Heartbleed OpenSSL Security Flaw
What is it:
You may have been hearing warnings from the news media to “change your passwords” or maybe “don’t go on the Internet” or even “don’t login to online banking”. And you’re now wondering what this announcement is all about.
On April 7th researchers discovered a flaw that has been dubbed “Heartbleed”. Heartbleed is a flaw in OpenSSL, an open-source encryption technology that is used by an estimated two-thirds of Web servers. This technology is utilized by many HTTPS websites that collect personal or financial information.
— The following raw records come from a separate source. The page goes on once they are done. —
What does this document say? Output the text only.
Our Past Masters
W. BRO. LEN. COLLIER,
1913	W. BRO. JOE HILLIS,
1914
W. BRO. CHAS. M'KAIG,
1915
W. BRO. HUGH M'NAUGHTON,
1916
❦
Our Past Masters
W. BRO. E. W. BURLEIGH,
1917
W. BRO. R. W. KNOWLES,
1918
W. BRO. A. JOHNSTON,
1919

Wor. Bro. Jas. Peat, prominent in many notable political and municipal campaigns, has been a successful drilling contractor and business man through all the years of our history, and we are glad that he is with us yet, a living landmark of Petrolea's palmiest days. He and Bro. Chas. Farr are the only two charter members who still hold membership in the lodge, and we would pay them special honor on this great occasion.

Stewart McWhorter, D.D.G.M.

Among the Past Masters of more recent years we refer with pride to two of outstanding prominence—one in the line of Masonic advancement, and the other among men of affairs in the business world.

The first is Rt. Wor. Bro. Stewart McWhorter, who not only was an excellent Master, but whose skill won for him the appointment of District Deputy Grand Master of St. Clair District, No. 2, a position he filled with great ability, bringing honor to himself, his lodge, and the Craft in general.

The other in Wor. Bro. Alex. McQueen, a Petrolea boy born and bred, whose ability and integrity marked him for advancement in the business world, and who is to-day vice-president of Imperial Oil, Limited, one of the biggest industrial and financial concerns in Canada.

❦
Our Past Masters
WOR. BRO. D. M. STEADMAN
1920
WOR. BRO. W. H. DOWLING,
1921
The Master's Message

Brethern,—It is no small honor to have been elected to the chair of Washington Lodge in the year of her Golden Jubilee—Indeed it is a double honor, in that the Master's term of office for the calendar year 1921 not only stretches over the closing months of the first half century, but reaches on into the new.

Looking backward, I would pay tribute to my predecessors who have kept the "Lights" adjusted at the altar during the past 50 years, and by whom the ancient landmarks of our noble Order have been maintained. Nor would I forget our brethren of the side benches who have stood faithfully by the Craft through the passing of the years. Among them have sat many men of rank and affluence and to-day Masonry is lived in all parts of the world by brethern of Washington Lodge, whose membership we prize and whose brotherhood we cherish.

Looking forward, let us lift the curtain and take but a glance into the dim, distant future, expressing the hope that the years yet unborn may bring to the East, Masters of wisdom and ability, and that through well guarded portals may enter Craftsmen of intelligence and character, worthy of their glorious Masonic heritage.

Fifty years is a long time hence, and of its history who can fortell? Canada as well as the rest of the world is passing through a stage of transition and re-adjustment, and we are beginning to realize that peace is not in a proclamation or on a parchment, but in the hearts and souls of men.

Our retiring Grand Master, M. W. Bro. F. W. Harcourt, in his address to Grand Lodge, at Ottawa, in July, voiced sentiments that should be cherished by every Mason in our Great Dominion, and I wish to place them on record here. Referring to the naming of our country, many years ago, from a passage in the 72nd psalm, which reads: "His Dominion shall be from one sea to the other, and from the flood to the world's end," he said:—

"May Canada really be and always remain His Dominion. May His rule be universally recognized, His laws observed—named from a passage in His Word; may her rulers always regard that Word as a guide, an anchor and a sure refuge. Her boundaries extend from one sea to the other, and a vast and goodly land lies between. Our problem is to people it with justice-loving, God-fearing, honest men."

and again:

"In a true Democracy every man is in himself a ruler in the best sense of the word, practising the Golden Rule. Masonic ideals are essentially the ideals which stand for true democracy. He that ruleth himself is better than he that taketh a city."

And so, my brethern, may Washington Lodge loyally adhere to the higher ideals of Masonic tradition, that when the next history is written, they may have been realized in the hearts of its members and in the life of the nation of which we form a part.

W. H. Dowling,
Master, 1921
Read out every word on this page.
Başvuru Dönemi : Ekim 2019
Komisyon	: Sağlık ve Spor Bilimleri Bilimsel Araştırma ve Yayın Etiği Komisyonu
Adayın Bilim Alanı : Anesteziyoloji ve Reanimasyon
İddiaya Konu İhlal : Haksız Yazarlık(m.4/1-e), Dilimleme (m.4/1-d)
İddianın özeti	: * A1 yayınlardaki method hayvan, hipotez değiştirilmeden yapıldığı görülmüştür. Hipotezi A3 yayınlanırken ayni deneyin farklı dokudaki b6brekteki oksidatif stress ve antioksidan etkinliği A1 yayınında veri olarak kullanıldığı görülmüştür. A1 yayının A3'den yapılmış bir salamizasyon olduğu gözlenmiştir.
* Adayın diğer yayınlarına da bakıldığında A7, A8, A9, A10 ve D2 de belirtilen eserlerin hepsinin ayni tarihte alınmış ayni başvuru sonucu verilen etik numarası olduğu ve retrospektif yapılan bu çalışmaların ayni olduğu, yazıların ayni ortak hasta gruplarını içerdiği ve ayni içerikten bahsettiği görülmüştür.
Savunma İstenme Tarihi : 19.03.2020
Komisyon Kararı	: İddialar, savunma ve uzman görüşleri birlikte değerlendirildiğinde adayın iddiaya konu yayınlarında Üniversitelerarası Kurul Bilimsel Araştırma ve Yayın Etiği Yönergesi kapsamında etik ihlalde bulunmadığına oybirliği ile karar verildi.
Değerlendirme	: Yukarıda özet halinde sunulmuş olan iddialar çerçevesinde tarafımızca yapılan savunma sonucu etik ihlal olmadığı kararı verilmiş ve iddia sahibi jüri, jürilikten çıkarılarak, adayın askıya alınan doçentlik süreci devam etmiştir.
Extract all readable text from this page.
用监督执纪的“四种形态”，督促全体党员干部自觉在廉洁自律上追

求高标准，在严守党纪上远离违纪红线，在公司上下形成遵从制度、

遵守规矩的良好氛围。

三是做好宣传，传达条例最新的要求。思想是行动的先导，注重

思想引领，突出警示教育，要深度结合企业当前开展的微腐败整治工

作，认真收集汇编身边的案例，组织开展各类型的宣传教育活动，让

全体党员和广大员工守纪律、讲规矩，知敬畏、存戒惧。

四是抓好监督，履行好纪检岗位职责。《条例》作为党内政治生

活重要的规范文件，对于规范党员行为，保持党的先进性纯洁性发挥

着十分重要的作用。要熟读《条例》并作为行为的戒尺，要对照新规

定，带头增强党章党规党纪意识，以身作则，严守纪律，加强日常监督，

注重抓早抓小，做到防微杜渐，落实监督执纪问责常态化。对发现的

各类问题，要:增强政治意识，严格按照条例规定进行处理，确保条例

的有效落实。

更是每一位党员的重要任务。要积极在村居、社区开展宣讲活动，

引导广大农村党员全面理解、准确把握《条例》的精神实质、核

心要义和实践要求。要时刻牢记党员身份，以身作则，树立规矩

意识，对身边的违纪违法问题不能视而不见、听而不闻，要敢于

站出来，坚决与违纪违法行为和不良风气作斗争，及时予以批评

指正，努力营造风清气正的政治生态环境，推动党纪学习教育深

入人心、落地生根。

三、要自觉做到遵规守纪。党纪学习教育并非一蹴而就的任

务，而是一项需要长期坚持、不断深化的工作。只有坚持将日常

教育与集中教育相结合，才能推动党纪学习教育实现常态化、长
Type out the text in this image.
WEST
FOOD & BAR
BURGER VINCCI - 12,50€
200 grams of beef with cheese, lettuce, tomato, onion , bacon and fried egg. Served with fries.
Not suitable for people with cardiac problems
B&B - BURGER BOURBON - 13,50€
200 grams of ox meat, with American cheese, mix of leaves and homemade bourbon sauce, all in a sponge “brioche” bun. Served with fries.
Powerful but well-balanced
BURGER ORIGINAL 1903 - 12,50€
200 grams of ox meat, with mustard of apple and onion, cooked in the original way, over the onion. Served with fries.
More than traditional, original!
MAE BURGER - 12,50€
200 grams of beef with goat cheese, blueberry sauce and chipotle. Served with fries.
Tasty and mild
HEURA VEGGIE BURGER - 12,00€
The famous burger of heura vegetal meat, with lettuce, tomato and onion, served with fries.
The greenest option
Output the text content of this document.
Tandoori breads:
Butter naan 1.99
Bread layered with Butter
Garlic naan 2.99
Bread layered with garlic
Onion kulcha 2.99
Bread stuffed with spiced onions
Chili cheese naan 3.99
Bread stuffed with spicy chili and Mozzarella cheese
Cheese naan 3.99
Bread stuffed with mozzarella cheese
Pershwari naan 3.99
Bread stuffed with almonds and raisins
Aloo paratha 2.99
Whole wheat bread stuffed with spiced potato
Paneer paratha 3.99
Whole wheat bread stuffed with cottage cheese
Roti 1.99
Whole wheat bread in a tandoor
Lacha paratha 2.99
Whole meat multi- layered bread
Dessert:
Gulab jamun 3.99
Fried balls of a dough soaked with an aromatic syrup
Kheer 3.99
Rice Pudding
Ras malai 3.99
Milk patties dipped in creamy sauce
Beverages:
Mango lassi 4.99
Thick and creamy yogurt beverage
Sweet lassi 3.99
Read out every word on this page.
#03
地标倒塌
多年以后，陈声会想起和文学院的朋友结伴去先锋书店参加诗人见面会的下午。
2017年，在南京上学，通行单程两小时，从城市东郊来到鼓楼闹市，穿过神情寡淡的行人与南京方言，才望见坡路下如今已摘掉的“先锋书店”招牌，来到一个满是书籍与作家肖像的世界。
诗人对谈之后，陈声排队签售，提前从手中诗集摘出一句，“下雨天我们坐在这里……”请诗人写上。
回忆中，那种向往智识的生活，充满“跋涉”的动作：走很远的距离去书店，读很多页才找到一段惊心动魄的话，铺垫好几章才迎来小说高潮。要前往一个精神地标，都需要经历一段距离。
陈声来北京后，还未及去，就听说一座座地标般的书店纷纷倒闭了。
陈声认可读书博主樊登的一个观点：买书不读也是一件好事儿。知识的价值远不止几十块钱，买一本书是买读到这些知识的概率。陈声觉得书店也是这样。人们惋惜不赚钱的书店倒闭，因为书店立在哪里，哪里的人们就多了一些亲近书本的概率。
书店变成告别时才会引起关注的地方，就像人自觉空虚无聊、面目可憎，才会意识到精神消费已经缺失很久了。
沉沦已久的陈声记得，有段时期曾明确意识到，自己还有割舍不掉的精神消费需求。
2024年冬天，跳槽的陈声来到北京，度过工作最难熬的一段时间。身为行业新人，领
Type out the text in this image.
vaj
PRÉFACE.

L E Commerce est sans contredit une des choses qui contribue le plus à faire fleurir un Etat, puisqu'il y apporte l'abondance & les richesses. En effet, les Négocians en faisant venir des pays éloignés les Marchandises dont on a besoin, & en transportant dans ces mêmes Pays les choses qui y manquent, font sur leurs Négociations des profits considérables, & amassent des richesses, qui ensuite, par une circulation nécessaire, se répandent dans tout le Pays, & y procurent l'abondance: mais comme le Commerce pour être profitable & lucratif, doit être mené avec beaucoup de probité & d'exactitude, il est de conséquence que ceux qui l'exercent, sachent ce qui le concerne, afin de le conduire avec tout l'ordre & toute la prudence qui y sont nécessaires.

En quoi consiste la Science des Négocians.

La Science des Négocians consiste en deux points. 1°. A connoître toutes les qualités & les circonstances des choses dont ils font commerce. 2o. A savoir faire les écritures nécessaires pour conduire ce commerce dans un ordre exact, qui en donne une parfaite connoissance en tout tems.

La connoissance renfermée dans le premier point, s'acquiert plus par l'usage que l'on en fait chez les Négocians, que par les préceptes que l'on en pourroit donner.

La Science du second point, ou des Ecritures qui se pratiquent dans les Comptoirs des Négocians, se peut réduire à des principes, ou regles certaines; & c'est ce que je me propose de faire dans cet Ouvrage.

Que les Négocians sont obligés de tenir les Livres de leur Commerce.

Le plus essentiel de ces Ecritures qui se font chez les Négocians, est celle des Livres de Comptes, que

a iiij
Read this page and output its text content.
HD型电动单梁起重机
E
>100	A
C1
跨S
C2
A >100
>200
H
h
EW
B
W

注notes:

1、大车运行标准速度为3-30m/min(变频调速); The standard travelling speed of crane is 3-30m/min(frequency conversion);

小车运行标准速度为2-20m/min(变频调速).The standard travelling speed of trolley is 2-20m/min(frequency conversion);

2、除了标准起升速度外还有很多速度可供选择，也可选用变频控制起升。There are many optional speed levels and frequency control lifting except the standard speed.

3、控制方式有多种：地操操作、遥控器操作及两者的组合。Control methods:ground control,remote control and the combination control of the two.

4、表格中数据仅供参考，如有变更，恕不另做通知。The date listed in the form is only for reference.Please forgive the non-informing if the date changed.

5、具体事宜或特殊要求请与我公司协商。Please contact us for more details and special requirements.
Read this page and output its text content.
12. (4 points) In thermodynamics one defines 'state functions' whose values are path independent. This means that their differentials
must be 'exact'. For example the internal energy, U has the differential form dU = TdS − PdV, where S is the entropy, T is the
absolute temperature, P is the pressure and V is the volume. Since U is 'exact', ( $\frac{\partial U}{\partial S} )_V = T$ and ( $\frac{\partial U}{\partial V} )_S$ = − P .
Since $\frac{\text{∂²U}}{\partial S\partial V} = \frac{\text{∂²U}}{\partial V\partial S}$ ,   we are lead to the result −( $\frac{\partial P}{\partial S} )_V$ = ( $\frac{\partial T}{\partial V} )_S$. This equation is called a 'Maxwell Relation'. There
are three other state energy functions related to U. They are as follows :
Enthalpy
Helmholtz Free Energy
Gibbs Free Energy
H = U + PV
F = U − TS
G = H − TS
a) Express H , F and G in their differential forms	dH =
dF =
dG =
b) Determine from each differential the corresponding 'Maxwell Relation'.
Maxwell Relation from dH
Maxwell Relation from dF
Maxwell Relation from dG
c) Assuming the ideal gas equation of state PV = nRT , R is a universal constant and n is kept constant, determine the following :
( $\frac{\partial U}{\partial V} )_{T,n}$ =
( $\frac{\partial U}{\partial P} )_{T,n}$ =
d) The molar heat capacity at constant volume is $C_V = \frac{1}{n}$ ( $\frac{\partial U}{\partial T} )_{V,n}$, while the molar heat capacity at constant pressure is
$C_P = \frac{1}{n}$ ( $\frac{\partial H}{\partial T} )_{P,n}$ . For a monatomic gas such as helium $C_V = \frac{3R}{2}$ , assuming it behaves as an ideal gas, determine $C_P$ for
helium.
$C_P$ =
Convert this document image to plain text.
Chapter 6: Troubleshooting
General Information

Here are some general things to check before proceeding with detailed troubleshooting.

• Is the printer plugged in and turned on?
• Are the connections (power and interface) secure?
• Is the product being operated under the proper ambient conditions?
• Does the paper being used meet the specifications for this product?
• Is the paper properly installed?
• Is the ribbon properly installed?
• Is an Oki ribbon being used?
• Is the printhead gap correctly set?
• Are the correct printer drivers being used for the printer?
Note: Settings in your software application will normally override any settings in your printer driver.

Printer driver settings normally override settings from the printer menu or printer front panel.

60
These sites are typically identified by a lock icon that will appear in your browser to let you know the information that is being displayed online is hidden from prying eyes. Apparently, this flaw has been around since March of 2012, however, it was just recently discovered. Any communications or transactions that took place over SSL encrypted servers over the past two years could have been subject to malicious eavesdropping.
What are we doing:
FedChoice is acutely aware of the potential security concerns over Open SSL encryption. Rest assured that our eBanking system does not use OpenSSL so we are not subject to the vulnerability. We have applied additional updates to our SSL to ensure that we are fully up to date with the newest releases.
What you should do:
No action is required by our members but, as usual, we encourage you to change passwords periodically. For sites that have been deemed to be vulnerable, we strongly encourage you to update your password after the fix has been installed and systems have been updated.